In 2025, it cut a total of 75 basis points, then hinted that in 2026, there might be one more rate cut. The US debt scale is approaching $39 trillion, with inflation stubbornly persistent. Most critically, policy leadership is changing—US dollar credit is already under immense pressure.
Market chain reactions
The exchange rate is in chaos; the USD/JPY is approaching the 160 mark, and capital is starting to flow out of emerging markets. Asset allocation is being rewritten: Japanese stocks are rising, while US tech stocks' valuations hang in the air. Gold has soared, breaking above $2800, as safe-haven funds flood in.

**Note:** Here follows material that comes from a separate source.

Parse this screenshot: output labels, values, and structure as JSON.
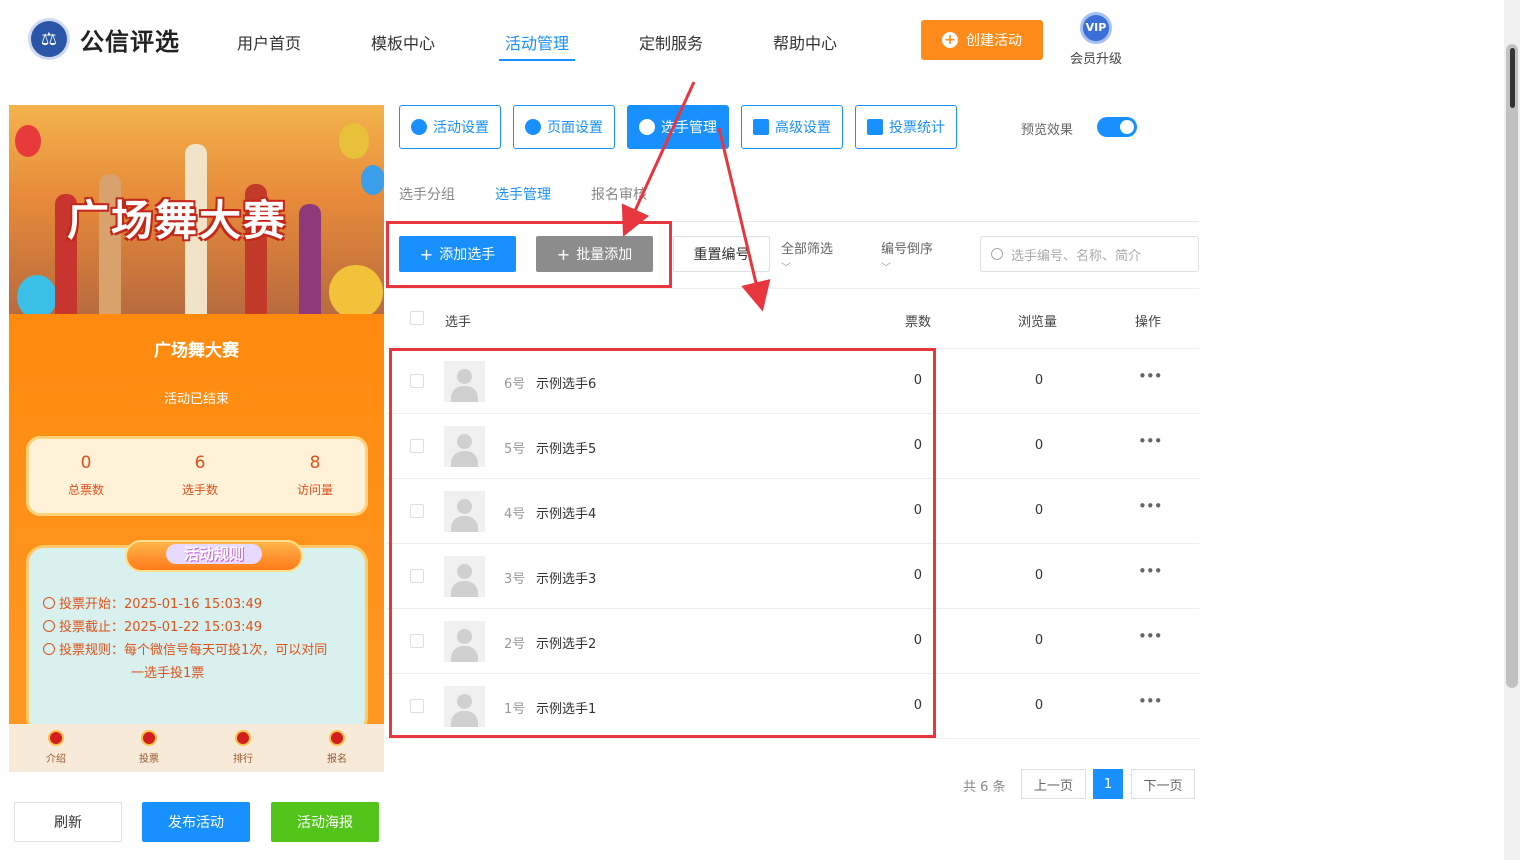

Renminbi in a grand chess game
Cross-border settlement share has reached 7.28%, with a target of 12% in 2026. The proportion of Saudi oil settlements using the renminbi is nearly over half. Foreign capital is aggressively buying Chinese assets, with government bonds and A-shares becoming safe havens for global capital.
The key question: should your assets be anchored to the US dollar, Japanese yen, or renminbi? Japan is cutting away the diseased flesh, the US is drinking poison to quench thirst, and the choice is in your hands.